L'accès à l'éducation dans le monde : quelques progrès et beaucoup de mauvaises notes.

L'enseignement joue un rôle fondamental dans la réduction des inégalités, et ce bien au-delà du clivage Nord-Sud. Sans éducation pas d'émancipation. À l'occasion de la tenue de la prochaine commission " Éducation-formation " (Blois, le 26 janvier), où nous vous espérons nombreux-ses, le dossier du mois s'intéresse aux enjeux, aux freins et alternatives, afin de favoriser l'accès à l'éducation dans le monde.

Des avancées notables…

En 2000, dans le cadre des objectifs du Millénaire pour le développement (OMD), les pays membres de l’ONU s’étaient fixés « d’ici à 2015, de donner à tous les enfants, garçons et filles, partout dans le monde, les moyens d’achever un cycle complet d’études primaires ».
 

Dans les régions en développement, le taux net de scolarisation dans l’enseignement primaire a atteint 91 % en 2015, contre 83 % en 2000. Le nombre d’enfants non scolarisés en âge de fréquenter l’école primaire a été réduit quasiment de moitié dans le monde, passant de 100 millions en 2000 à environ 57 millions en 2015. Parmi toutes les régions, l’Afrique subsaharienne a obtenu les meilleurs résultats en ce qui concerne l’éducation primaire depuis que les OMD ont été mis en place. Cette région a augmenté de 20 points de pourcentage son taux net de scolarisation en quinze ans. Le taux d’alphabétisation des jeunes de 15 à 24 ans a augmenté dans le monde, passant de 83 % à 91 % entre 1990 et 2015, et l’écart entre les femmes et les hommes s’est réduit. En Asie du sud, en 1990, seulement 74 filles allaient à l’école primaire pour 100 garçons. 25 ans plus tard, 103 filles sont scolarisées pour 100 garçons.[1]

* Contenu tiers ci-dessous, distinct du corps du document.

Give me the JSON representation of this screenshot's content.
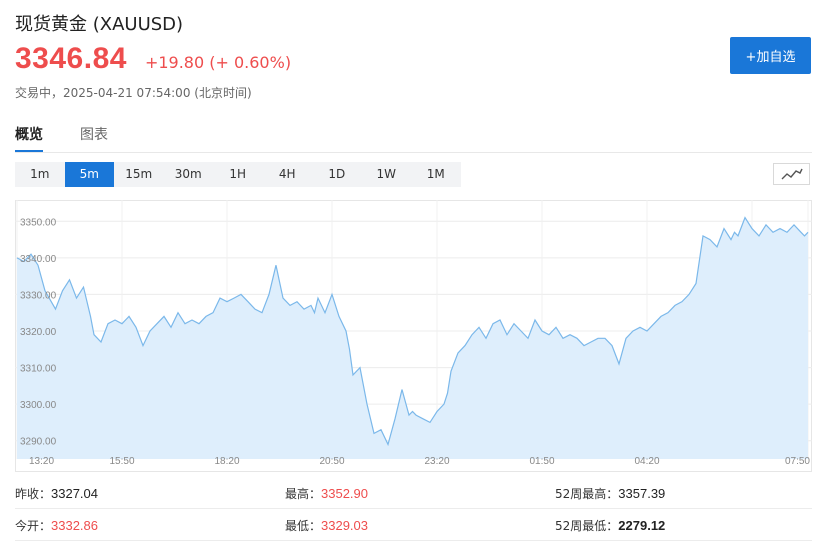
{
  "header": {
    "title": "现货黄金 (XAUUSD)",
    "price": "3346.84",
    "change": "+19.80 (+ 0.60%)",
    "status": "交易中，2025-04-21 07:54:00 (北京时间)",
    "add_button": "+加自选",
    "accent_color": "#ee4d4d",
    "brand_color": "#1a77d8"
  },
  "tabs": [
    {
      "label": "概览",
      "active": true
    },
    {
      "label": "图表",
      "active": false
    }
  ],
  "periods": [
    {
      "label": "1m",
      "active": false
    },
    {
      "label": "5m",
      "active": true
    },
    {
      "label": "15m",
      "active": false
    },
    {
      "label": "30m",
      "active": false
    },
    {
      "label": "1H",
      "active": false
    },
    {
      "label": "4H",
      "active": false
    },
    {
      "label": "1D",
      "active": false
    },
    {
      "label": "1W",
      "active": false
    },
    {
      "label": "1M",
      "active": false
    }
  ],
  "chart_type_icon": "line-chart-icon",
  "chart_data": {
    "type": "area",
    "title": "",
    "xlabel": "",
    "ylabel": "",
    "ylim": [
      3285,
      3355
    ],
    "yticks": [
      3290,
      3300,
      3310,
      3320,
      3330,
      3340,
      3350
    ],
    "ytick_labels": [
      "3290.00",
      "3300.00",
      "3310.00",
      "3320.00",
      "3330.00",
      "3340.00",
      "3350.00"
    ],
    "xlim": [
      0,
      1130
    ],
    "xticks": [
      0,
      150,
      300,
      450,
      600,
      750,
      900,
      1050,
      1130
    ],
    "xtick_labels": [
      "13:20",
      "15:50",
      "18:20",
      "20:50",
      "23:20",
      "01:50",
      "04:20",
      "07:50"
    ],
    "grid": true,
    "line_color": "#7bb8ea",
    "fill_color": "#deeefc",
    "series": [
      {
        "x": [
          0,
          10,
          20,
          30,
          40,
          55,
          65,
          75,
          85,
          95,
          105,
          110,
          120,
          130,
          140,
          150,
          160,
          170,
          180,
          190,
          200,
          210,
          220,
          230,
          240,
          250,
          260,
          270,
          280,
          290,
          300,
          310,
          320,
          330,
          340,
          350,
          360,
          370,
          380,
          390,
          400,
          410,
          420,
          425,
          430,
          440,
          450,
          460,
          470,
          475,
          480,
          490,
          500,
          510,
          520,
          530,
          540,
          550,
          560,
          565,
          570,
          580,
          590,
          600,
          610,
          615,
          620,
          630,
          640,
          650,
          660,
          670,
          680,
          690,
          700,
          710,
          720,
          730,
          740,
          750,
          760,
          770,
          780,
          790,
          800,
          810,
          820,
          830,
          840,
          850,
          860,
          870,
          880,
          890,
          900,
          910,
          920,
          930,
          940,
          950,
          960,
          970,
          980,
          990,
          1000,
          1010,
          1020,
          1025,
          1030,
          1040,
          1050,
          1060,
          1070,
          1080,
          1090,
          1100,
          1110,
          1120,
          1125,
          1130
        ],
        "y": [
          3340,
          3339,
          3341,
          3338,
          3331,
          3326,
          3331,
          3334,
          3329,
          3332,
          3324,
          3319,
          3317,
          3322,
          3323,
          3322,
          3324,
          3321,
          3316,
          3320,
          3322,
          3324,
          3321,
          3325,
          3322,
          3323,
          3322,
          3324,
          3325,
          3329,
          3328,
          3329,
          3330,
          3328,
          3326,
          3325,
          3330,
          3338,
          3329,
          3327,
          3328,
          3326,
          3327,
          3325,
          3329,
          3325,
          3330,
          3324,
          3320,
          3315,
          3308,
          3310,
          3300,
          3292,
          3293,
          3289,
          3296,
          3304,
          3297,
          3298,
          3297,
          3296,
          3295,
          3298,
          3300,
          3303,
          3309,
          3314,
          3316,
          3319,
          3321,
          3318,
          3322,
          3323,
          3319,
          3322,
          3320,
          3318,
          3323,
          3320,
          3319,
          3321,
          3318,
          3319,
          3318,
          3316,
          3317,
          3318,
          3318,
          3316,
          3311,
          3318,
          3320,
          3321,
          3320,
          3322,
          3324,
          3325,
          3327,
          3328,
          3330,
          3333,
          3346,
          3345,
          3343,
          3348,
          3345,
          3347,
          3346,
          3351,
          3348,
          3346,
          3349,
          3347,
          3348,
          3347,
          3349,
          3347,
          3346,
          3347
        ]
      }
    ]
  },
  "stats": {
    "prev_close_label": "昨收：",
    "prev_close": "3327.04",
    "open_label": "今开：",
    "open": "3332.86",
    "high_label": "最高：",
    "high": "3352.90",
    "low_label": "最低：",
    "low": "3329.03",
    "w52_high_label": "52周最高：",
    "w52_high": "3357.39",
    "w52_low_label": "52周最低：",
    "w52_low": "2279.12"
  }
}
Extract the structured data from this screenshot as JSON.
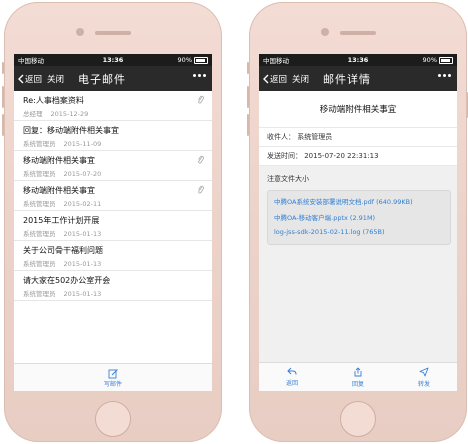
{
  "status_bar": {
    "carrier": "中国移动",
    "time": "13:36",
    "battery": "90%"
  },
  "left_screen": {
    "nav": {
      "back_label": "返回",
      "close_label": "关闭",
      "title": "电子邮件"
    },
    "mails": [
      {
        "subject": "Re:人事档案资料",
        "sender": "总经理",
        "date": "2015-12-29",
        "attachment": true
      },
      {
        "subject": "回复：移动端附件相关事宜",
        "sender": "系统管理员",
        "date": "2015-11-09",
        "attachment": false
      },
      {
        "subject": "移动端附件相关事宜",
        "sender": "系统管理员",
        "date": "2015-07-20",
        "attachment": true
      },
      {
        "subject": "移动端附件相关事宜",
        "sender": "系统管理员",
        "date": "2015-02-11",
        "attachment": true
      },
      {
        "subject": "2015年工作计划开展",
        "sender": "系统管理员",
        "date": "2015-01-13",
        "attachment": false
      },
      {
        "subject": "关于公司骨干福利问题",
        "sender": "系统管理员",
        "date": "2015-01-13",
        "attachment": false
      },
      {
        "subject": "请大家在502办公室开会",
        "sender": "系统管理员",
        "date": "2015-01-13",
        "attachment": false
      }
    ],
    "compose_label": "写邮件"
  },
  "right_screen": {
    "nav": {
      "back_label": "返回",
      "close_label": "关闭",
      "title": "邮件详情"
    },
    "mail_title": "移动端附件相关事宜",
    "recipient": "收件人：  系统管理员",
    "sent_time": "发送时间：  2015-07-20 22:31:13",
    "attachments_label": "注意文件大小",
    "attachments": [
      "中腾OA系统安装部署说明文档.pdf (640.99KB)",
      "中腾OA-移动客户端.pptx (2.91M)",
      "log-jss-sdk-2015-02-11.log (765B)"
    ],
    "actions": {
      "back": "返回",
      "reply": "回复",
      "forward": "转发"
    }
  },
  "colors": {
    "accent": "#3a7fd5",
    "nav_bg": "#2a2a2a",
    "phone_body": "#efd6cd"
  }
}
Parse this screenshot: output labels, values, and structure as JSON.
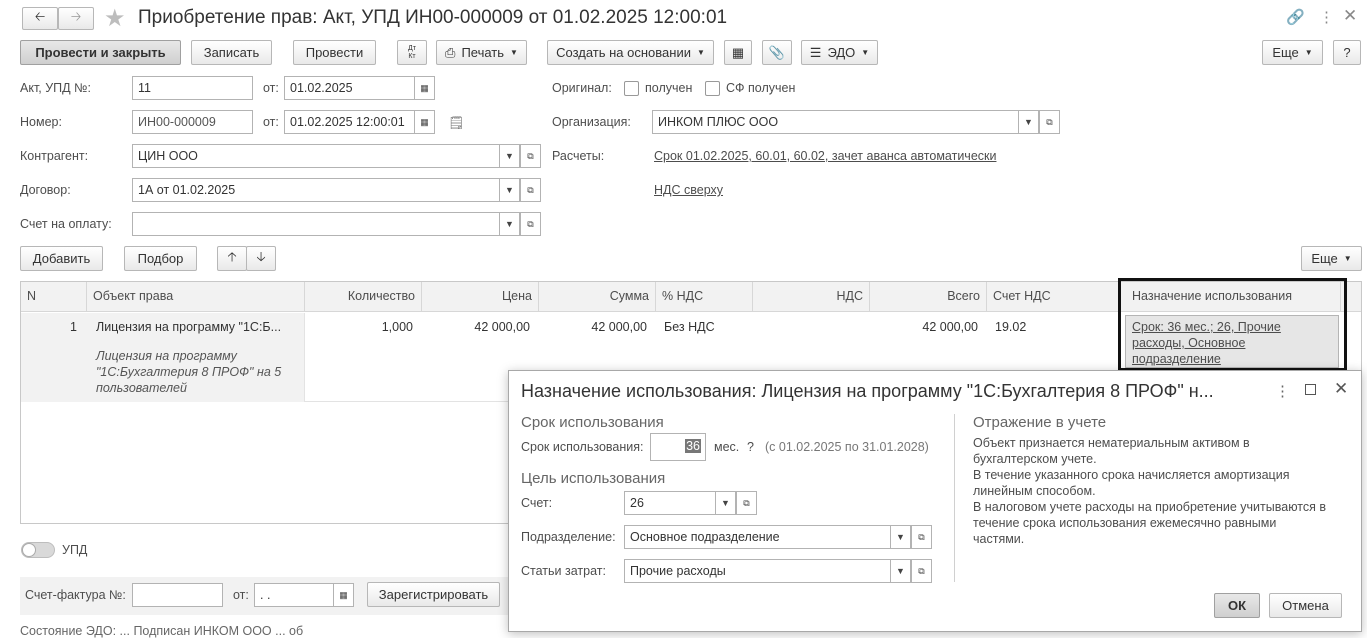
{
  "window": {
    "title": "Приобретение прав: Акт, УПД ИН00-000009 от 01.02.2025 12:00:01"
  },
  "toolbar": {
    "post_close": "Провести и закрыть",
    "save": "Записать",
    "post": "Провести",
    "dt_kt": "Дт\nКт",
    "print": "Печать",
    "create_based": "Создать на основании",
    "edo": "ЭДО",
    "more": "Еще",
    "help": "?"
  },
  "header": {
    "act_label": "Акт, УПД №:",
    "act_value": "11",
    "act_from_label": "от:",
    "act_date": "01.02.2025",
    "number_label": "Номер:",
    "number_value": "ИН00-000009",
    "number_from_label": "от:",
    "number_date": "01.02.2025 12:00:01",
    "counterparty_label": "Контрагент:",
    "counterparty_value": "ЦИН ООО",
    "contract_label": "Договор:",
    "contract_value": "1А от 01.02.2025",
    "invoice_label": "Счет на оплату:",
    "invoice_value": "",
    "original_label": "Оригинал:",
    "original_received": "получен",
    "sf_received": "СФ получен",
    "org_label": "Организация:",
    "org_value": "ИНКОМ ПЛЮС ООО",
    "settlements_label": "Расчеты:",
    "settlements_link": "Срок 01.02.2025, 60.01, 60.02, зачет аванса автоматически",
    "vat_link": "НДС сверху"
  },
  "table_toolbar": {
    "add": "Добавить",
    "pick": "Подбор",
    "more": "Еще"
  },
  "table": {
    "columns": [
      "N",
      "Объект права",
      "Количество",
      "Цена",
      "Сумма",
      "% НДС",
      "НДС",
      "Всего",
      "Счет НДС",
      "Назначение использования"
    ],
    "rows": [
      {
        "n": "1",
        "object": "Лицензия на программу \"1С:Б...",
        "object_full_1": "Лицензия на программу",
        "object_full_2": "\"1С:Бухгалтерия 8 ПРОФ\" на 5",
        "object_full_3": "пользователей",
        "qty": "1,000",
        "price": "42 000,00",
        "sum": "42 000,00",
        "vat_rate": "Без НДС",
        "vat": "",
        "total": "42 000,00",
        "vat_account": "19.02",
        "usage_1": "Срок: 36 мес.; 26, Прочие",
        "usage_2": "расходы, Основное",
        "usage_3": "подразделение"
      }
    ]
  },
  "footer": {
    "upd_label": "УПД",
    "sf_label": "Счет-фактура №:",
    "sf_value": "",
    "sf_from_label": "от:",
    "sf_date": " .  .",
    "register": "Зарегистрировать",
    "bottom_text": "Состояние ЭДО: ... Подписан ИНКОМ ООО ... об"
  },
  "popup": {
    "title": "Назначение использования: Лицензия на программу \"1С:Бухгалтерия 8 ПРОФ\" н...",
    "term_section": "Срок использования",
    "term_label": "Срок использования:",
    "term_value": "36",
    "term_unit": "мес.",
    "term_help": "?",
    "term_range": "(с 01.02.2025 по 31.01.2028)",
    "purpose_section": "Цель использования",
    "account_label": "Счет:",
    "account_value": "26",
    "dept_label": "Подразделение:",
    "dept_value": "Основное подразделение",
    "cost_label": "Статьи затрат:",
    "cost_value": "Прочие расходы",
    "reflection_section": "Отражение в учете",
    "reflection_1": "Объект признается нематериальным активом в",
    "reflection_2": "бухгалтерском учете.",
    "reflection_3": "В течение указанного срока начисляется амортизация",
    "reflection_4": "линейным способом.",
    "reflection_5": "В налоговом учете расходы на приобретение учитываются в",
    "reflection_6": "течение срока использования ежемесячно равными",
    "reflection_7": "частями.",
    "ok": "ОК",
    "cancel": "Отмена"
  }
}
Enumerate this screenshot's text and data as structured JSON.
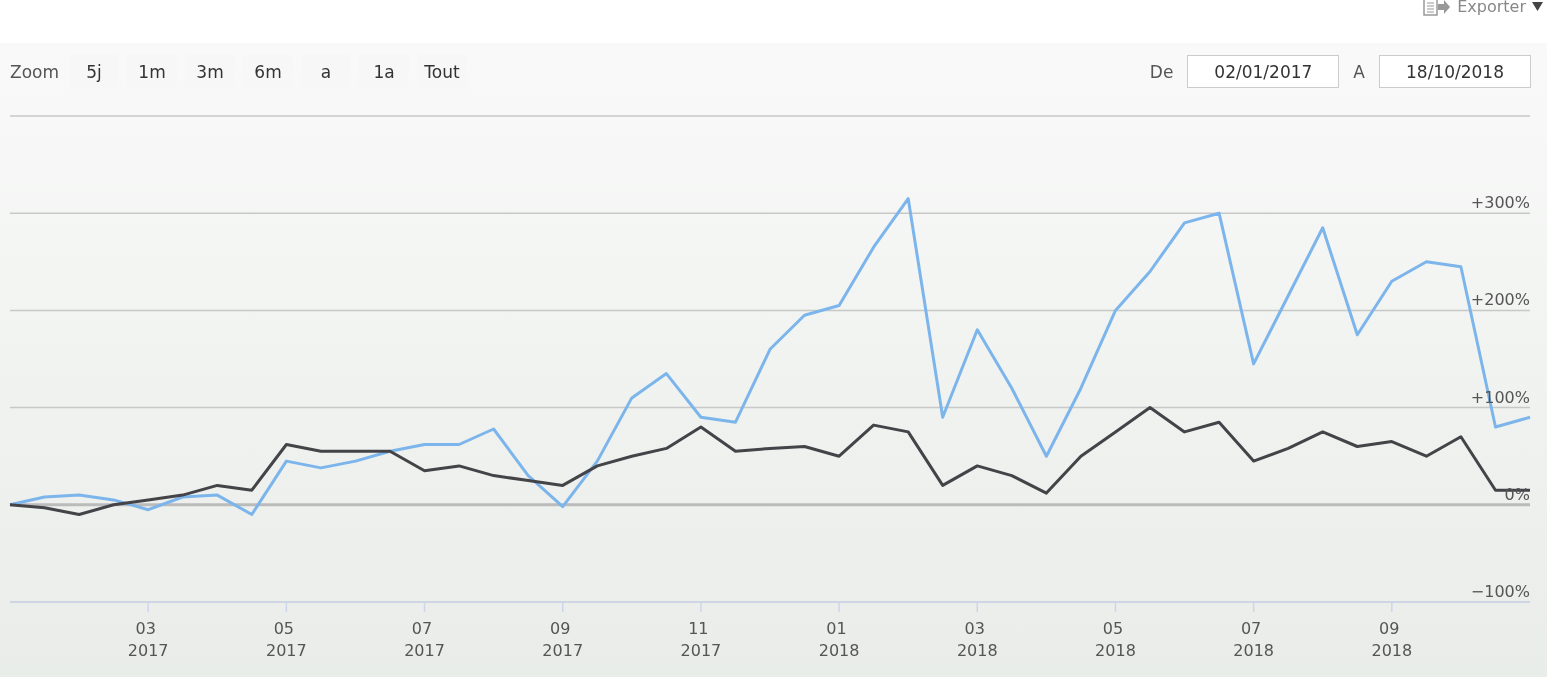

Certains pays ont enregistré des résultats très encourageants. C’est le cas de l’Algérie qui a augmenté le nombre d’enfants accueillis dans le préscolaire et en maternelle de 2% en 2000 à 79% en 2012.

 

… qui cachent l’ampleur du travail à accomplir

Pour autant, beaucoup reste à faire en matière d’éducation. Les progrès réalisés entre 2000 et 2008 ont fini par stagner. Après quatre années d’études primaires, 250 millions d’enfants ne savent toujours pas lire et écrire ; un enfant sur quatre abandonne ses études avant la dernière année de primaire ; 47% des enfants en Asie du sud et 39% en Afrique subsaharienne ont un retard de croissance dû à la malnutrition qui handicape leur développement et leurs capacités d’apprentissage. Au total, seulement un tiers des 140 pays ont atteint l’ensemble des OMD en matière d’éducation.[2]
 

Plusieurs  facteurs pourraient expliquer une telle situation. Les enfants les plus pauvres ont quatre fois moins de chance de fréquenter l’école primaire, bien souvent avec l’obligation de travailler très tôt pour aider leur famille à subvenir à ses besoins ; près de 170 millions d’enfants travaillaient en 2013. D’autres sont marginalisés pour leur appartenance à une minorité ethnique ou linguistique, pour leur handicap qui nécessite des besoins spécifiques ou pour leur sexe. Préférence accordée à l’éducation des garçons, maternité précoce, la réduction des inégalités filles-garçons qui s’aggrave en situation de pauvreté laisse à désirer. Enfin, la persistance de conflits, de guerres et de moyens dédiés restent des obstacles majeurs à l’éducation.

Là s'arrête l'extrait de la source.